Am I right in thinking that #ln(-6)# is undefined ?

3 Answers
Aug 31, 2017

#"correct"#

Explanation:

#"the log function is not defined for negative values"#

#"the graph of ln should confirm this for you"#
graph{lnx [-10, 10, -5, 5]}

Aug 31, 2017

It depends...

Explanation:

As a real valued function of real numbers the function #e^x# is a one to one function from #(-oo, oo)# onto #(0, oo)#.

Therefore it has a well defined inverse function #ln(x)# from #(0, oo)# onto #(-oo, oo)#.

This real valued logarithm is not defined for any real number in #(-oo, 0]#

However, #e^x# can also be considered as a complex valued function of complex numbers.

As such, it is a many to one function from #CC# onto #CC"\"{0}#.

Since it is many to one, the complex valued logarithm #ln x# that extends the real valued logarithm has multiple branches.

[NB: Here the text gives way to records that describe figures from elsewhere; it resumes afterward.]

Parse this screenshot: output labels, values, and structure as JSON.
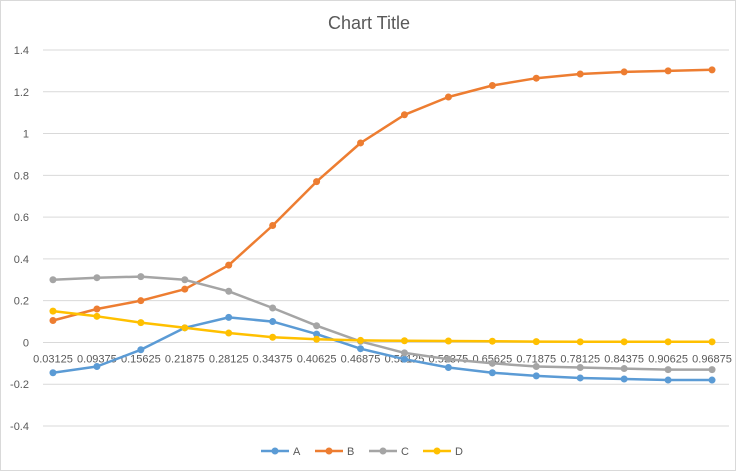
{
  "chart_data": {
    "type": "line",
    "title": "Chart Title",
    "xlabel": "",
    "ylabel": "",
    "categories": [
      "0.03125",
      "0.09375",
      "0.15625",
      "0.21875",
      "0.28125",
      "0.34375",
      "0.40625",
      "0.46875",
      "0.53125",
      "0.59375",
      "0.65625",
      "0.71875",
      "0.78125",
      "0.84375",
      "0.90625",
      "0.96875"
    ],
    "ylim": [
      -0.4,
      1.4
    ],
    "yticks": [
      "-0.4",
      "-0.2",
      "0",
      "0.2",
      "0.4",
      "0.6",
      "0.8",
      "1",
      "1.2",
      "1.4"
    ],
    "grid": true,
    "legend_position": "bottom",
    "series": [
      {
        "name": "A",
        "color": "#5b9bd5",
        "values": [
          -0.145,
          -0.115,
          -0.035,
          0.07,
          0.12,
          0.1,
          0.04,
          -0.03,
          -0.08,
          -0.12,
          -0.145,
          -0.16,
          -0.17,
          -0.175,
          -0.18,
          -0.18
        ]
      },
      {
        "name": "B",
        "color": "#ed7d31",
        "values": [
          0.105,
          0.16,
          0.2,
          0.255,
          0.37,
          0.56,
          0.77,
          0.955,
          1.09,
          1.175,
          1.23,
          1.265,
          1.285,
          1.295,
          1.3,
          1.305
        ]
      },
      {
        "name": "C",
        "color": "#a5a5a5",
        "values": [
          0.3,
          0.31,
          0.315,
          0.3,
          0.245,
          0.165,
          0.08,
          0.005,
          -0.05,
          -0.08,
          -0.1,
          -0.115,
          -0.12,
          -0.125,
          -0.13,
          -0.13
        ]
      },
      {
        "name": "D",
        "color": "#ffc000",
        "values": [
          0.15,
          0.125,
          0.095,
          0.07,
          0.045,
          0.025,
          0.015,
          0.01,
          0.008,
          0.007,
          0.006,
          0.004,
          0.003,
          0.003,
          0.003,
          0.003
        ]
      }
    ]
  }
}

The principal logarithm is usually taken to have values in:

#{ x+yi : x in RR, y in (-pi, pi] }#

If #x# is any negative real number, then the principal value of its complex logarithm is:

#ln x = ln (-x) + pi i#

So, for example:

#ln(-6) = ln(6) + pi i#

In general:

#ln(r(cos theta + i sin theta)) = ln r + theta i" "# for #theta in (-pi, pi]#

Sep 1, 2017

Yes

Explanation:

Say you have the following expression:

#ln(-6) = x#

This directly translates, by the definition of the natural log, to

#e^x = -6#

#e# is a positive number equal to approximately 2.72. No matter how many times you multiply a positive number by itself, you will always still get a positive number, so #e^x# can never equal #-6#, and the answer is considered undefined.